Singapore’s worst environmental crisis in more than a decade has seen the acrid smoke creep into people’s flats and cloak residential blocks as well as downtown skyscrapers, and the island’s prime minister has warned it could last weeks.
A satellite image showing smoke from forest fires in Sumatra blown eastwards towards southern Malaysia and Singapore
Indonesia’s national disaster agency said that two helicopters with cloud-seeding equipment were sent early Friday from Jakarta and Borneo island to Riau province, where hundreds of hectares of carbon-rich peatland are ablaze.
"Hopefully, we will be able to create artificial rain today," said agency spokesman Sutopo Purwo Nugroho.

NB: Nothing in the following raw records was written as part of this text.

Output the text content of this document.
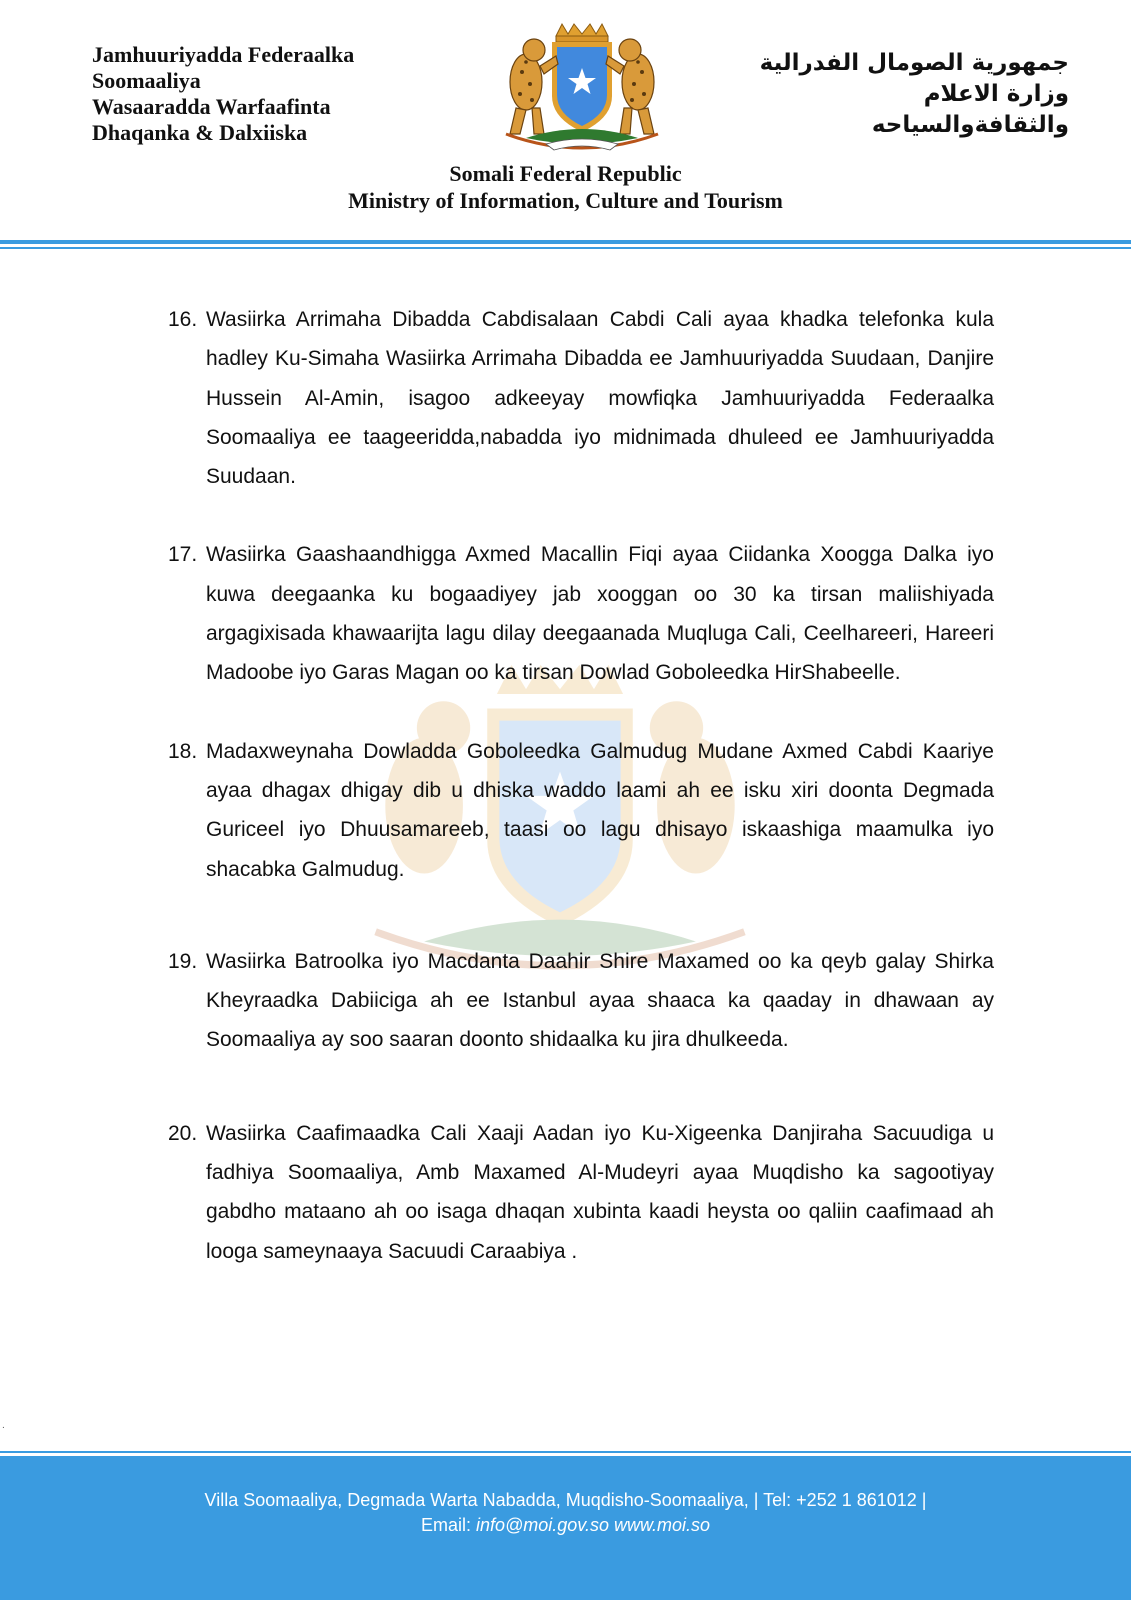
Jamhuuriyadda Federaalka
Soomaaliya
Wasaaradda Warfaafinta
Dhaqanka & Dalxiiska
جمهورية الصومال الفدرالية
وزارة الاعلام
والثقافةوالسياحه
Somali Federal Republic
Ministry of Information, Culture and Tourism
16. Wasiirka Arrimaha Dibadda Cabdisalaan Cabdi Cali ayaa khadka telefonka kula hadley Ku-Simaha Wasiirka Arrimaha Dibadda ee Jamhuuriyadda Suudaan, Danjire Hussein Al-Amin, isagoo adkeeyay mowfiqka Jamhuuriyadda Federaalka Soomaaliya ee taageeridda,nabadda iyo midnimada dhuleed ee Jamhuuriyadda Suudaan.
17. Wasiirka Gaashaandhigga Axmed Macallin Fiqi ayaa Ciidanka Xoogga Dalka iyo kuwa deegaanka ku bogaadiyey jab xooggan oo 30 ka tirsan maliishiyada argagixisada khawaarijta lagu dilay deegaanada Muqluga Cali, Ceelhareeri, Hareeri Madoobe iyo Garas Magan oo ka tirsan Dowlad Goboleedka HirShabeelle.
18. Madaxweynaha Dowladda Goboleedka Galmudug Mudane Axmed Cabdi Kaariye ayaa dhagax dhigay dib u dhiska waddo laami ah ee isku xiri doonta Degmada Guriceel iyo Dhuusamareeb, taasi oo lagu dhisayo iskaashiga maamulka iyo shacabka Galmudug.
19. Wasiirka Batroolka iyo Macdanta Daahir Shire Maxamed oo ka qeyb galay Shirka Kheyraadka Dabiiciga ah ee Istanbul ayaa shaaca ka qaaday in dhawaan ay Soomaaliya ay soo saaran doonto shidaalka ku jira dhulkeeda.
20. Wasiirka Caafimaadka Cali Xaaji Aadan iyo Ku-Xigeenka Danjiraha Sacuudiga u fadhiya Soomaaliya, Amb Maxamed Al-Mudeyri ayaa Muqdisho ka sagootiyay gabdho mataano ah oo isaga dhaqan xubinta kaadi heysta oo qaliin caafimaad ah looga sameynaaya Sacuudi Caraabiya .
.
Villa Soomaaliya, Degmada Warta Nabadda, Muqdisho-Soomaaliya, | Tel: +252 1 861012 |
Email: info@moi.gov.so www.moi.so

He also said water-bombing helicopters could be dispatched, although gave no timeframe. Firefighters on the ground have struggled to put out the blazes, which are burning under the surface of the peat.
Firefighters tackling blazes in Bengkalis district, the worst hit area, were "overwhelmed" and unable to cope, Ahmad Saerozi, the head of the natural resources conservation agency in the province, told AFP.
"We have been fighting fires 24 hours a day for two weeks," he said, adding that aircraft must "drop water as soon as possible. We can’t do this alone".